Wes and Lindsay stand on the roof of a building. Wes leans over the edge and drops an apple. Lindsay waits, 1.25s afrer Wes releases his fruit and throws an orange straight down at 28 m/s. Both pieces of fruit hit the ground simultaneously. Calculate the common height from which the fruit were released. Ignore the effects of air resistence.
Start counting time when the apple is thrown. The distance it falls is
D1 = (g/2)t^2 = 4.9 t^2
For the orange, for t>1.25 s,
D2 = 28(t-1.25) + 4.9(t-1.25)^2
Set D1 = D2 and solve for t when they are both at the same distance (ground level).
4.9t^2 = 28(t-1.25) + 4.9(t-1.25)^2
= 28(t-1.25) + 4.9t^2 -12.25 t + 7.656
0 = 15.75 t - 27.34
t = 1.736 s
Use that t in the D1 formula for the building height.
I get 14.8 meters. Check my math.
To solve this problem, we can use the equations of motion under constant acceleration. Let's define a few variables:
- Let h be the common height from which the fruit were released.
- Let t1 be the time it takes for Wes' apple to reach the ground.
- Let t2 be the time it takes for Lindsay's orange to reach the ground.
We can start by finding the equations of motion for each fruit using the formula h = vit + 0.5at^2, where:
- h is the vertical displacement (the height)
- vi is the initial velocity
- a is the acceleration (due to gravity, which is approximately 9.8 m/s^2 near the Earth's surface)
- t is the time
For Wes' apple:
The initial velocity is vi = 0 (since it's simply dropped)
The equation becomes h1 = 0 + 0.5 * 9.8 * t1^2, which simplifies to h1 = 4.9 * t1^2.
For Lindsay's orange:
The initial velocity is vi = 28 m/s (she throws it straight down)
The equation becomes h2 = 28 * t2 + 0.5 * 9.8 * t2^2, which simplifies to h2 = 4.9 * t2^2 + 28 * t2.
Since both fruits hit the ground simultaneously, their times of flight are equal, so we have t1 = t2 + 1.25s (since Lindsay threw her orange 1.25s after Wes dropped his apple).
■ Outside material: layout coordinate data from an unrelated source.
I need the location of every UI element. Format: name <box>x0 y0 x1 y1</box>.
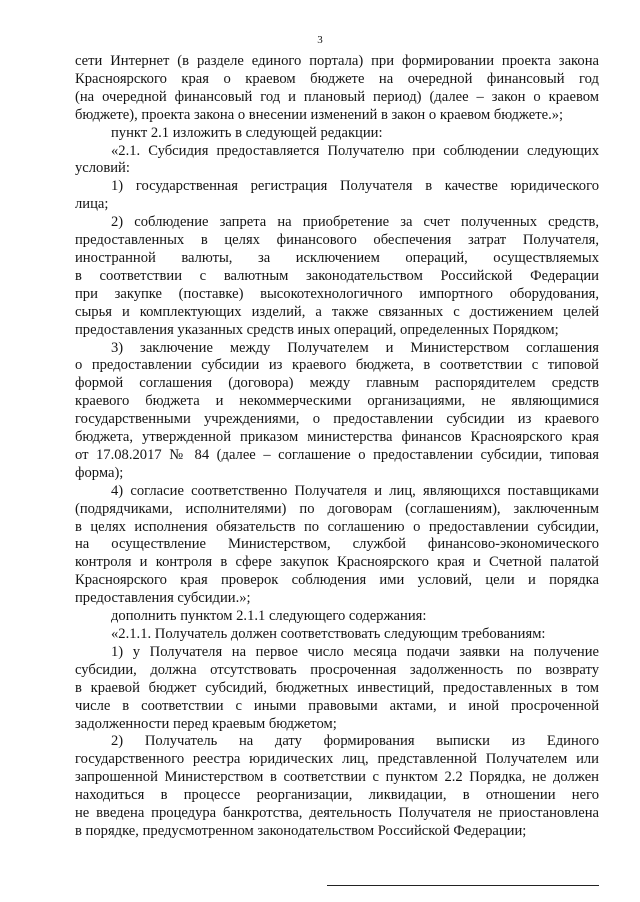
text-line: сырья и комплектующих изделий, а также связанных с достижением целей <box>75 303 599 320</box>
text-line: предоставления субсидии.»; <box>75 590 251 607</box>
text-line: на осуществление Министерством, службой финансово-экономического <box>75 536 599 553</box>
paragraph <box>75 626 599 644</box>
text-line: от 17.08.2017 № 84 (далее – соглашение о предоставлении субсидии, типовая <box>75 446 599 463</box>
text-line: форма); <box>75 464 124 481</box>
text-line: в соответствии с валютным законодательством Российской Федерации <box>75 267 599 284</box>
text-line: 2) соблюдение запрета на приобретение за счет полученных средств, <box>111 214 599 231</box>
paragraph <box>75 644 599 734</box>
text-line: в целях исполнения обязательств по соглашению о предоставлении субсидии, <box>75 518 599 535</box>
text-line: (на очередной финансовый год и плановый период) (далее – закон о краевом <box>75 88 599 105</box>
text-line: Красноярского края о краевом бюджете на очередной финансовый год <box>75 70 599 87</box>
text-line: 4) согласие соответственно Получателя и лиц, являющихся поставщиками <box>111 482 599 499</box>
text-line: «2.1.1. Получатель должен соответствовать следующим требованиям: <box>111 626 546 642</box>
text-line: формой соглашения (договора) между главным распорядителем средств <box>75 375 599 392</box>
text-line: запрошенной Министерством в соответствии с пунктом 2.2 Порядка, не должен <box>75 769 599 786</box>
text-line: лица; <box>75 196 109 213</box>
text-line: дополнить пунктом 2.1.1 следующего содержания: <box>111 608 427 625</box>
page-number: 3 <box>317 34 323 46</box>
text-line: находиться в процессе реорганизации, ликвидации, в отношении него <box>75 787 599 804</box>
document-body <box>75 53 599 841</box>
text-line: 2) Получатель на дату формирования выписки из Единого <box>111 733 599 750</box>
paragraph <box>75 340 599 483</box>
footer-rule <box>327 885 599 886</box>
text-line: предоставления указанных средств иных операций, определенных Порядком; <box>75 321 559 338</box>
paragraph <box>75 143 599 179</box>
text-line: в краевой бюджет субсидий, бюджетных инвестиций, предоставленных в том <box>75 679 599 696</box>
paragraph <box>75 483 599 608</box>
text-line: числе в соответствии с иными правовыми актами, и иной просроченной <box>75 697 599 714</box>
paragraph <box>75 608 599 626</box>
text-line: субсидии, должна отсутствовать просроченная задолженность по возврату <box>75 661 599 678</box>
text-line: «2.1. Субсидия предоставляется Получателю при соблюдении следующих <box>111 142 599 159</box>
paragraph <box>75 178 599 214</box>
paragraph <box>75 53 599 125</box>
text-line: (подрядчиками, исполнителями) по договорам (соглашениям), заключенным <box>75 500 599 517</box>
text-line: бюджета, утвержденной приказом министерства финансов Красноярского края <box>75 429 599 446</box>
text-line: 1) у Получателя на первое число месяца подачи заявки на получение <box>111 643 599 660</box>
text-line: контроля и контроля в сфере закупок Красноярского края и Счетной палатой <box>75 554 599 571</box>
text-line: государственными учреждениями, о предоставлении субсидии из краевого <box>75 411 599 428</box>
text-line: в порядке, предусмотренном законодательством Российской Федерации; <box>75 822 527 839</box>
text-line: при закупке (поставке) высокотехнологичного импортного оборудования, <box>75 285 599 302</box>
text-line: сети Интернет (в разделе единого портала) при формировании проекта закона <box>75 53 599 69</box>
text-line: условий: <box>75 160 130 177</box>
text-line: иностранной валюты, за исключением операций, осуществляемых <box>75 249 599 266</box>
text-line: Красноярского края проверок соблюдения ими условий, цели и порядка <box>75 572 599 589</box>
text-line: краевого бюджета и некоммерческими организациями, не являющимися <box>75 393 599 410</box>
text-line: бюджете), проекта закона о внесении изменений в закон о краевом бюджете.»; <box>75 106 564 123</box>
text-line: задолженности перед краевым бюджетом; <box>75 715 337 732</box>
paragraph <box>75 733 599 840</box>
text-line: 3) заключение между Получателем и Министерством соглашения <box>111 339 599 356</box>
text-line: предоставленных в целях финансового обеспечения затрат Получателя, <box>75 232 599 249</box>
paragraph <box>75 125 599 143</box>
text-line: о предоставлении субсидии из краевого бюджета, в соответствии с типовой <box>75 357 599 374</box>
text-line: не введена процедура банкротства, деятельность Получателя не приостановлена <box>75 805 599 822</box>
text-line: пункт 2.1 изложить в следующей редакции: <box>111 124 383 141</box>
text-line: 1) государственная регистрация Получателя в качестве юридического <box>111 178 599 195</box>
paragraph <box>75 214 599 339</box>
text-line: государственного реестра юридических лиц, представленной Получателем или <box>75 751 599 768</box>
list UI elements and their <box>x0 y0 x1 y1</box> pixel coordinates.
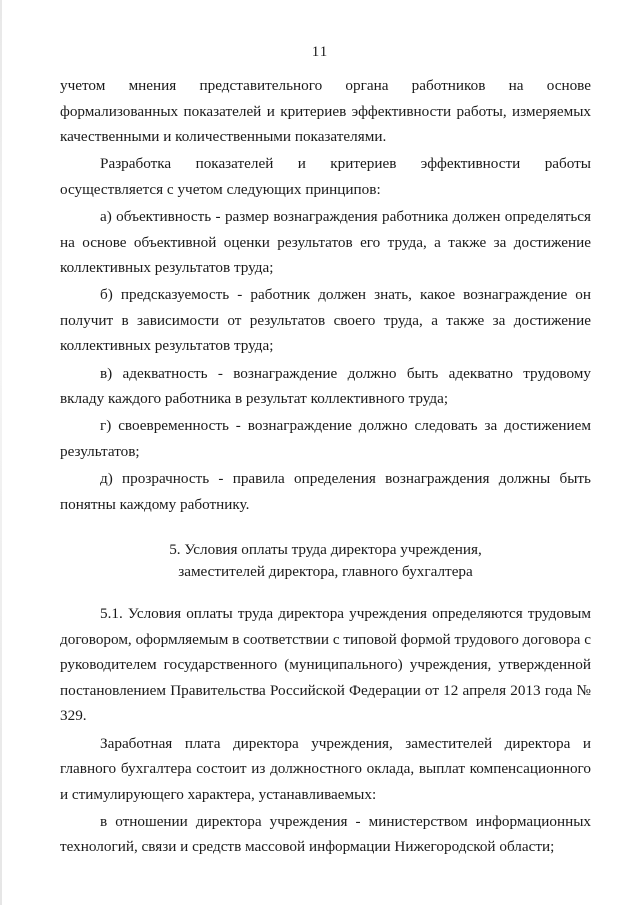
section-heading-line-2: заместителей директора, главного бухгалтера <box>178 563 473 581</box>
paragraph-5-1: 5.1. Условия оплаты труда директора учреждения определяются трудовым договором, оформляемым в соответствии с типовой формой трудового договора с руководителем государственного (муниципального) учреждения, утвержденной постановлением Правительства Российской Федерации от 12 апреля 2013 года № 329. <box>60 605 591 725</box>
list-item-transparency: д) прозрачность - правила определения вознаграждения должны быть понятны каждому работнику. <box>60 469 591 513</box>
scan-edge <box>0 0 2 905</box>
list-item-timeliness: г) своевременность - вознаграждение должно следовать за достижением результатов; <box>60 417 591 460</box>
page-number: 11 <box>311 44 329 60</box>
paragraph-continuation: учетом мнения представительного органа работников на основе формализованных показателей и критериев эффективности работы, измеряемых качественными и количественными показателями. <box>60 77 591 146</box>
paragraph-principles-intro: Разработка показателей и критериев эффективности работы осуществляется с учетом следующих принципов: <box>60 155 591 198</box>
section-heading-line-1: 5. Условия оплаты труда директора учреждения, <box>169 541 482 559</box>
section-heading <box>60 539 591 583</box>
list-item-adequacy: в) адекватность - вознаграждение должно быть адекватно трудовому вкладу каждого работника в результат коллективного труда; <box>60 364 591 408</box>
paragraph-salary-structure: Заработная плата директора учреждения, заместителей директора и главного бухгалтера состоит из должностного оклада, выплат компенсационного и стимулирующего характера, устанавливаемых: <box>60 734 591 803</box>
list-item-predictability: б) предсказуемость - работник должен знать, какое вознаграждение он получит в зависимости от результатов своего труда, а также за достижение коллективных результатов труда; <box>60 286 591 355</box>
document-body <box>60 73 591 862</box>
list-item-objectivity: а) объективность - размер вознаграждения работника должен определяться на основе объективной оценки результатов его труда, а также за достижение коллективных результатов труда; <box>60 207 591 277</box>
paragraph-director-ministry: в отношении директора учреждения - министерством информационных технологий, связи и средств массовой информации Нижегородской области; <box>60 812 591 856</box>
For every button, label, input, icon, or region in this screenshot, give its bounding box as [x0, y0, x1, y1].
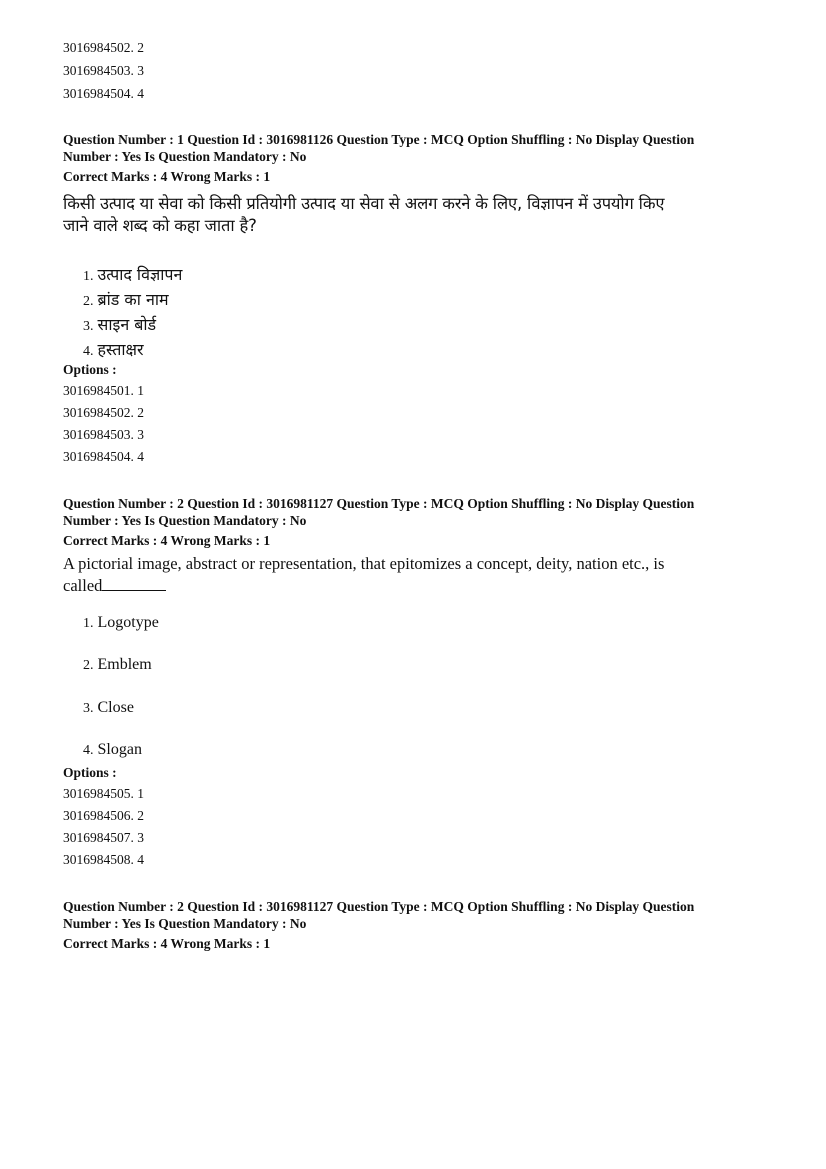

Now we can solve the equations by setting them equal to each other:
4.9 * t1^2 = 4.9 * t2^2 + 28 * t2
Substituting t2 + 1.25 for t1:
4.9 * (t2 + 1.25)^2 = 4.9 * t2^2 + 28 * t2
Expanding and simplifying the equation:
4.9 * (t2^2 + 2.5 * t2 + 1.5625) = 4.9 * t2^2 + 28 * t2
Now we can solve for t2:
12.25t2 + 6.0625 = 28t2
15.75t2 = 6.0625
t2 = 0.3854s (approximately)
Now we can plug t2 back into one of the original equations to find h:
h2 = 4.9 * t2^2 + 28 * t2
h2 = 4.9 * (0.3854)^2 + 28 * 0.3854
h2 ≈ 0.7461 + 10.7972
h2 ≈ 11.5433m
Therefore, the common height from which the fruit were released is approximately 11.5433 meters.